И вот дети приходят сюда, двенадцать самых лучших каждый год, и наши хирурги рассекают перешеек нервной ткани, связывающий Левую и Правую половины. Связь некоторого рода между половинками мозга сохраняется — каждая из них по-прежнему осознает, что в данный момент испытывает вторая, основываясь на накопленных воспоминаниях и навыках. Однако теперь Правая свободна от тирании «одурманенной» словами Левой. Левая рутинным порядком продолжает руководить всем, что касается чтения, письма, разговора и вычислений, а Правая, теперь сама себе хозяйка, наблюдает, регистрирует и анализирует способом, для которого не требуются слова.

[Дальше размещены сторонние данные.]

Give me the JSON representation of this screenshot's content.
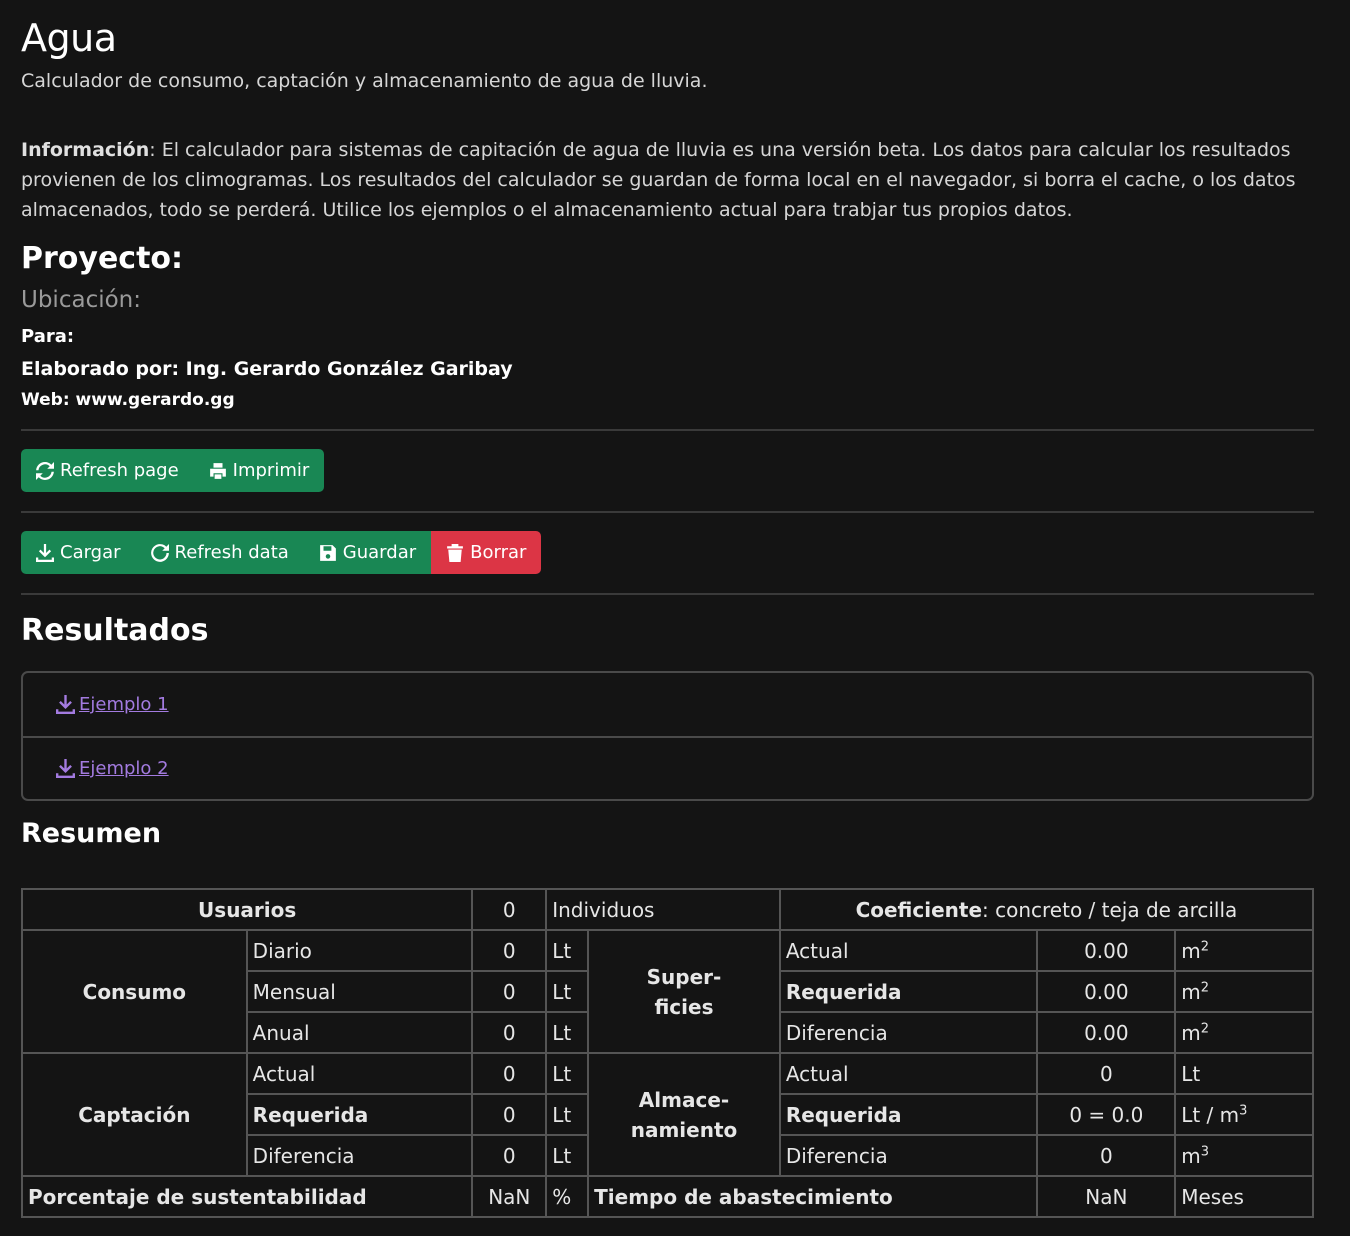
{
  "header": {
    "title": "Agua",
    "subtitle": "Calculador de consumo, captación y almacenamiento de agua de lluvia.",
    "info_label": "Información",
    "info_text": ": El calculador para sistemas de capitación de agua de lluvia es una versión beta. Los datos para calcular los resultados provienen de los climogramas. Los resultados del calculador se guardan de forma local en el navegador, si borra el cache, o los datos almacenados, todo se perderá. Utilice los ejemplos o el almacenamiento actual para trabjar tus propios datos."
  },
  "project": {
    "title": "Proyecto:",
    "location": "Ubicación:",
    "for": "Para:",
    "author": "Elaborado por: Ing. Gerardo González Garibay",
    "web": "Web: www.gerardo.gg"
  },
  "toolbar1": {
    "refresh_page": "Refresh page",
    "print": "Imprimir"
  },
  "toolbar2": {
    "load": "Cargar",
    "refresh_data": "Refresh data",
    "save": "Guardar",
    "delete": "Borrar"
  },
  "results": {
    "title": "Resultados",
    "examples": [
      "Ejemplo 1",
      "Ejemplo 2"
    ]
  },
  "summary": {
    "title": "Resumen",
    "users_label": "Usuarios",
    "users_value": "0",
    "users_unit": "Individuos",
    "coef_label": "Coeficiente",
    "coef_value": ": concreto / teja de arcilla",
    "consumo_label": "Consumo",
    "consumo_rows": [
      {
        "label": "Diario",
        "value": "0",
        "unit": "Lt"
      },
      {
        "label": "Mensual",
        "value": "0",
        "unit": "Lt"
      },
      {
        "label": "Anual",
        "value": "0",
        "unit": "Lt"
      }
    ],
    "captacion_label": "Captación",
    "captacion_rows": [
      {
        "label": "Actual",
        "value": "0",
        "unit": "Lt"
      },
      {
        "label": "Requerida",
        "value": "0",
        "unit": "Lt"
      },
      {
        "label": "Diferencia",
        "value": "0",
        "unit": "Lt"
      }
    ],
    "superficies_label_1": "Super-",
    "superficies_label_2": "ficies",
    "superficies_rows": [
      {
        "label": "Actual",
        "value": "0.00",
        "unit": "m",
        "sup": "2"
      },
      {
        "label": "Requerida",
        "value": "0.00",
        "unit": "m",
        "sup": "2"
      },
      {
        "label": "Diferencia",
        "value": "0.00",
        "unit": "m",
        "sup": "2"
      }
    ],
    "almacenamiento_label_1": "Almace-",
    "almacenamiento_label_2": "namiento",
    "almacenamiento_rows": [
      {
        "label": "Actual",
        "value": "0",
        "unit": "Lt",
        "sup": ""
      },
      {
        "label": "Requerida",
        "value": "0 = 0.0",
        "unit": "Lt / m",
        "sup": "3"
      },
      {
        "label": "Diferencia",
        "value": "0",
        "unit": "m",
        "sup": "3"
      }
    ],
    "sust_label": "Porcentaje de sustentabilidad",
    "sust_value": "NaN",
    "sust_unit": "%",
    "tiempo_label": "Tiempo de abastecimiento",
    "tiempo_value": "NaN",
    "tiempo_unit": "Meses"
  }
}
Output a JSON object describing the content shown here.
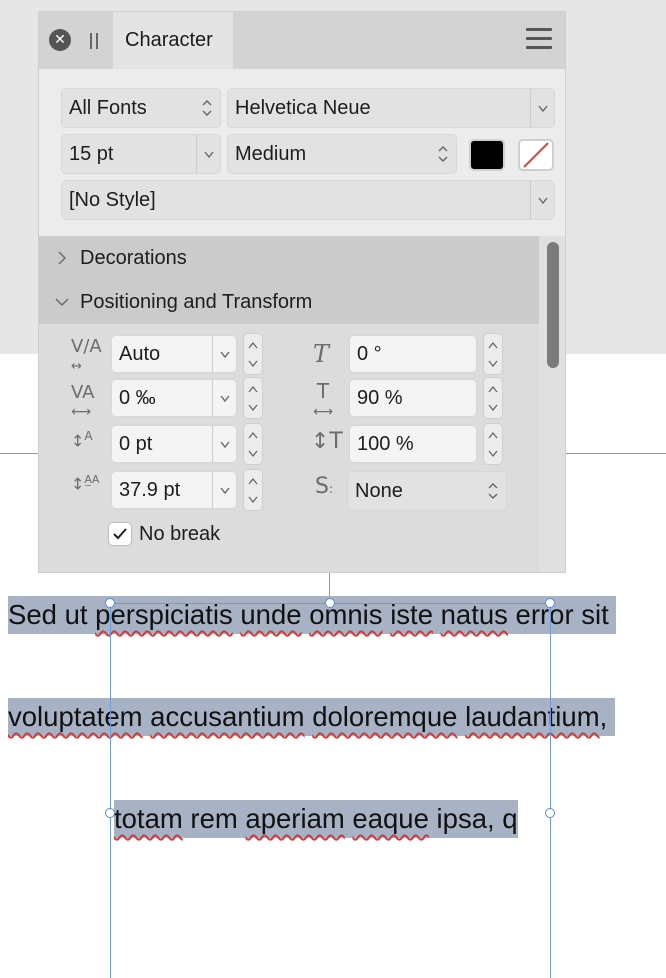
{
  "panel": {
    "title": "Character",
    "font_collection": "All Fonts",
    "font_family": "Helvetica Neue",
    "font_size": "15 pt",
    "font_weight": "Medium",
    "text_style": "[No Style]",
    "fill_color": "#000000",
    "stroke_color": "none"
  },
  "sections": {
    "decorations": "Decorations",
    "positioning": "Positioning and Transform"
  },
  "positioning": {
    "kerning": "Auto",
    "tracking": "0 ‰",
    "baseline_shift": "0 pt",
    "leading": "37.9 pt",
    "shear": "0 °",
    "horizontal_scale": "90 %",
    "vertical_scale": "100 %",
    "typographic_case": "None",
    "no_break_label": "No break",
    "no_break_checked": true
  },
  "canvas": {
    "line1": {
      "pre": "Sed ut ",
      "w1": "perspiciatis",
      "s1": " ",
      "w2": "unde",
      "s2": " ",
      "w3": "omnis",
      "s3": " ",
      "w4": "iste",
      "s4": " ",
      "w5": "natus",
      "post": " error sit"
    },
    "line2": {
      "w1": "voluptatem",
      "s1": " ",
      "w2": "accusantium",
      "s2": " ",
      "w3": "doloremque",
      "s3": " ",
      "w4": "laudantium",
      "post": ","
    },
    "line3": {
      "w1": "totam",
      "s1": " rem ",
      "w2": "aperiam",
      "s2": " ",
      "w3": "eaque",
      "post": " ipsa, q"
    }
  },
  "colors": {
    "selection": "#a7b3c4",
    "guide": "#6f9be0",
    "spellcheck": "#d23a3a"
  }
}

Поскольку ее вербальные навыки чрезвычайно слабы, новоиспеченной независимой Правой приходится отыскивать другие средства выражения результатов своего восприятия, и после двенадцати лет обучения в Доме Двух Разумов некоторым детям удается этого достигнуть. Они способны — не знаю, как именно, никто, кроме оракулов, не знает, как именно! — передавать уникальные озарения, посещающие полностью зрелую и совершенно независимую Правую половину, своей Левой, а та передает их всем остальным. Это трудный и далеко не совершенный процесс, но он дает нам доступ к таким уровням знания, которые раньше были открыты только единицам. Те, кто владеет этим умением, и есть наши действующие оракулы. Они обитают в царстве мудрости и красоты, куда в прошлом были допущены лишь святые, пророки, величайшие творцы и некоторые безумцы.

Я тоже, если б смогла, вступила бы в это царство. Однако я уже из утробы матери вышла левшой, и мой мозг, во всем прочем вполне достойный, лишен требуемой асимметрии. Если я неспособна бьггь оракулом, решила я, то, по крайней мере, могу служить им. И вот еще девочкой я пришла сюда и сказала, что хочу быть полезной, и со временем мне поручили важную задачу введения новых детей в их новую жизнь. Таким образом я познакомилась с Джен и Тимасом, и с Джалил, и с Рунильдом, и с другими; некоторым из них предстоит жить среди самых выдающихся оракулов, а сегодня я приветствовала Хиролу, Миллиама, Гиболда, Галайн и их товарищей. Довольно с меня и этого.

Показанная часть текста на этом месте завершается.